I’ve been mostly resting and taking care of myself since the fall retreat ended last Sunday, and I haven’t spent all that much time in front of my computer. I’m ready and eager to jump back in now, though, and support practice once again as best I can through these daily blogs. Thanks for being out there, friends, and for following what I do. Thank you for your practice and all you’re doing to end suffering and bring consciousness into this world.

I thought I’d get warmed up with a reading from the Dhammapada (one of the oldest, simplest, and most profound of the Buddhist scriptures), as translated by Eknath Easwaran. I read this one this morning after meditation. This is chapter 3, entitled ‘Mind’, and it’s one of my favorite things. ‘Mara’ the tempter is a Buddhist symbol of conditioned mind….

“As an archer aims an arrow, the wise aim their restless thoughts, hard to aim, hard to restrain.

As a fish hooked and left on the sand thrashes about in agony, a mind being trained in meditation trembles all over, desperate to escape the hand of Mara.

Hard it is to train the mind, which goes where it likes and does what it wants. But a trained mind brings health and happiness. The wise can direct their thoughts, subtle and elusive, wherever they choose: a trained mind brings health and happiness.

Those who can direct their thoughts, which are unsubstantial and wander so aimlessly, are freed from the bonds of Mara.

They are not wise whose thoughts are not steady and minds are not serene, who do not know the dharma, the law of life. They are wise whose thoughts are steady and minds serene, unaffected by good and bad. They are awake and free from fear.

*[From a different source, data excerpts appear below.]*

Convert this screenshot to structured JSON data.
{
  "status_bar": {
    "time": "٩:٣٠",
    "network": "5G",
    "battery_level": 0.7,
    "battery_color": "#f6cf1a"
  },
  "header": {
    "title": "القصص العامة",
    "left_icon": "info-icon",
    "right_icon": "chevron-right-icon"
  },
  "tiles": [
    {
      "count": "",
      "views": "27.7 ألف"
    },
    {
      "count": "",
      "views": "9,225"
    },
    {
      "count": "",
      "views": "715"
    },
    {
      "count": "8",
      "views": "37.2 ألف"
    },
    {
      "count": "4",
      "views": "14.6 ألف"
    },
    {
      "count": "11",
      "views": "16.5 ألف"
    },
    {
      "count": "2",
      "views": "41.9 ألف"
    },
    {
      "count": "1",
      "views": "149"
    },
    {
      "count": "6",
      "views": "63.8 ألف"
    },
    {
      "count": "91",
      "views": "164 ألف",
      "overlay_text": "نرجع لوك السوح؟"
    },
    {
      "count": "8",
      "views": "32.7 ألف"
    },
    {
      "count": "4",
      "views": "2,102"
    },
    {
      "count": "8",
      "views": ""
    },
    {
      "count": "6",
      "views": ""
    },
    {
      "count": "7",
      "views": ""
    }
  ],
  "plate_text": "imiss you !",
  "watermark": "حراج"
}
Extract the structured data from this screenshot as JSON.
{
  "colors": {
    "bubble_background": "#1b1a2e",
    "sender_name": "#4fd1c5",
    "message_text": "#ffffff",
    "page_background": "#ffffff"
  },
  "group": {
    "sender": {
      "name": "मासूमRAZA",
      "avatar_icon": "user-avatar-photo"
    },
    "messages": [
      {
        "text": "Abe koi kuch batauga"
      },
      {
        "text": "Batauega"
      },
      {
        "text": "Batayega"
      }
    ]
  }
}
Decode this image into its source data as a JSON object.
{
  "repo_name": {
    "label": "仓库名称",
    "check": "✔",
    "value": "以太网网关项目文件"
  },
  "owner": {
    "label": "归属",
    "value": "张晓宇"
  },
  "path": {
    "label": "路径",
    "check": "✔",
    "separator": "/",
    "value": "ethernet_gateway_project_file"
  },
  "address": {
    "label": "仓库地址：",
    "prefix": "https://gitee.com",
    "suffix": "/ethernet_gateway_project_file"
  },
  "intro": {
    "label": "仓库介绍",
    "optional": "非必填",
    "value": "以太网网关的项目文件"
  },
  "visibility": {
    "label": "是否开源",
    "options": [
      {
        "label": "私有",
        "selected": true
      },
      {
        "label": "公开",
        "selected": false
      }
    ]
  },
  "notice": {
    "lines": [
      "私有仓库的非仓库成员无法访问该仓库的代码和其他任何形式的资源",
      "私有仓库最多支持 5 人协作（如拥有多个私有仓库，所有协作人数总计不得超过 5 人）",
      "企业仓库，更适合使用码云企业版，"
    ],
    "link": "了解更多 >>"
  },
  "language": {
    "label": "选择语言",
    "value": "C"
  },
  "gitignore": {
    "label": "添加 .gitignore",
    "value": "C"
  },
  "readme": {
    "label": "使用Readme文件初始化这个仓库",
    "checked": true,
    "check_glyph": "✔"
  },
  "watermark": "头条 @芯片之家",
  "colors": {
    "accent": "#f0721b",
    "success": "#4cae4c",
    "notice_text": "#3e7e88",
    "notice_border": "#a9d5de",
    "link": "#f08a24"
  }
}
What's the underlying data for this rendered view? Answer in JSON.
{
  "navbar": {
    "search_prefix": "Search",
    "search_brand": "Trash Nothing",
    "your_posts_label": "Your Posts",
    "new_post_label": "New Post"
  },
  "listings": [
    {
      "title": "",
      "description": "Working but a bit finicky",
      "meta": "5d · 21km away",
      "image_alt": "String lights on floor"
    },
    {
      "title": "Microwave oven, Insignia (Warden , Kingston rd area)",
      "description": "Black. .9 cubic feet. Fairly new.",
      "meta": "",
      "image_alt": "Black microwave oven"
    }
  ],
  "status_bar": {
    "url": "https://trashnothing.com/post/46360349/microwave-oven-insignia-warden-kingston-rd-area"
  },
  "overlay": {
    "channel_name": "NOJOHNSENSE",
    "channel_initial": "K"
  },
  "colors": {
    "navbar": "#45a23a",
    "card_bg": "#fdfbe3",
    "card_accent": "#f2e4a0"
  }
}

Remember, this body is like a fragile clay pot. Make your mind a fortress and conquer Mara with the weapon of wisdom. Guard your conquest always. Remember that this body will soon lie in the earth without life, without value, useless as a burned log.

More than those who hate you, more than all your enemies, an undisciplined mind does greater harm. More than your mother, more than your father, more than all your family, a well-disciplined mind does greater good.”

That pretty much says it like it is, doesn’t it? Oh my gosh, I love this old stuff. That’s our practice! That’s the way to freedom! Let’s all follow the Way, friends, as best we can today.